I haven’t had a girls night – a proper girls night – since I
was in my twenties. Of course, I’ve never maintained friendships very long
because they either die or move on. But when I did, I enjoyed the occasional
night of wine and ranting. Sometimes living the stereotype is just fun.
There was one woman, Emma, who persisted especially long.
She was extremely outspoken and tended to get very touchy when she was drunk
but there was something about her that I found endearing. Perhaps it was her
brutal honesty but she’s one who I never – or rarely – thought about killing.
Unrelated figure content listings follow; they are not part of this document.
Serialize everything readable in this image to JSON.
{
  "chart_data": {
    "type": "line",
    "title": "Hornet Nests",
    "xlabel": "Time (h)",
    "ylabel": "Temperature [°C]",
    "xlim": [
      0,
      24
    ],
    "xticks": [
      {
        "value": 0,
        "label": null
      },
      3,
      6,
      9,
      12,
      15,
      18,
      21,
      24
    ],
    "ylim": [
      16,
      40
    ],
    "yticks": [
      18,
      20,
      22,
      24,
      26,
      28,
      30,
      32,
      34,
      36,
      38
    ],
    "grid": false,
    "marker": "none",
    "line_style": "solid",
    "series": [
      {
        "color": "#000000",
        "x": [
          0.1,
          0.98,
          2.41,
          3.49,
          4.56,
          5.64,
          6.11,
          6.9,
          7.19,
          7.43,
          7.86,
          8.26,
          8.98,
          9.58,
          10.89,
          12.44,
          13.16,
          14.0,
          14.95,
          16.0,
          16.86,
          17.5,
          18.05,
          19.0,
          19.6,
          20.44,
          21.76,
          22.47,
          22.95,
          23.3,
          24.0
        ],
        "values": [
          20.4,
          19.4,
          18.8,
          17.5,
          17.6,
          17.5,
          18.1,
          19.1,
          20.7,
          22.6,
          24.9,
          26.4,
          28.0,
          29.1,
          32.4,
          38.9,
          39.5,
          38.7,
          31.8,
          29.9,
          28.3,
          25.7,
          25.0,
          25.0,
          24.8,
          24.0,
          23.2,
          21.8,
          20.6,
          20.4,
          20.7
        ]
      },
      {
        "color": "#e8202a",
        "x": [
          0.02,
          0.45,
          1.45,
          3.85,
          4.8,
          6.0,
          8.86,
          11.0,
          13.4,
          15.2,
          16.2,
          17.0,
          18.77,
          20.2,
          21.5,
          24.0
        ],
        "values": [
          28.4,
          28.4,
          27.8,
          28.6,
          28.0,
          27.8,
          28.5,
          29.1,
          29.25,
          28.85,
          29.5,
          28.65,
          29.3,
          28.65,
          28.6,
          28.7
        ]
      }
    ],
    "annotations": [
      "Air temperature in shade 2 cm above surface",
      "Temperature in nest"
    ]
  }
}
That was a startling realization. Since I began my murder spree, I’m
continuously looking for a new people to kill and who better than your friends
when you’re in need of a boost? Another reason why my friends never last long;
why would I invest in a relationship I’m seeking to end?
Heather was another rare exception wherein I imagined her
death on almost a weekly basis but she wormed her way into my heart and now she’s
too valuable to kill. I mention this because Heather asked me out for drinks “like
old times” as if we’ve been going out forever – and that it’s been such a long
time since we’ve seen each other. Regardless, I said yes. At this point, I am
so anxious for everything to turn transition back to something normal.
On a side note, I am officially a mass murderer hunted by
the local police – soon to be federal case, so my husband says. I hate being
sought after because it means I need to be unreasonably careful. Not that I’ve
gotten many opportunities to kill this week. It’s slowly getting noisier in my
house and I can finally breathe.
Jason is starting therapy next week. I may not agree with
his decision but I’ll be damned if I don’t support my son in his endeavors. Heather
and I went out for drinks on Friday and it was fine. Just fine. Nothing crazy
happened and no secrets were revealed. I got her caught up on work gossip, told
her about the mousey new temp and encouraged her to come in to as many normal
business hours as she could muster so that her
end of med leave wouldn’t be such a shock. So far she’s driven into work
with me on Monday and Tuesday and I have hope for today. She’s getting better,
Jason’s getting better, I’m…fine.
I know some of you have been wondering about my sister’s
birthday dinner last week. I’d say it deserves its own update but I really don’t
want to talk about it.
…
She didn’t fucking show up!
I set up this dinner, arranged it with her PO and
emotionally prepared everyone in the house for any eventuality and she didn’t
even show up.
“Oops. I forgot.”
She’s the one who asked for this dinner.
I can’t stand her some days – most days. I’m apparently
still frustrated at something I should have already known. My sister is an
extremely selfish person.
I can’t completely cut myself off from her – she’s my sister
– but I can be frustrated.
So I’m frustrated.
And now I’m frustrated for the day ahead because I’ve been
talking about the people in my life.
I wonder what ever happened to Emma?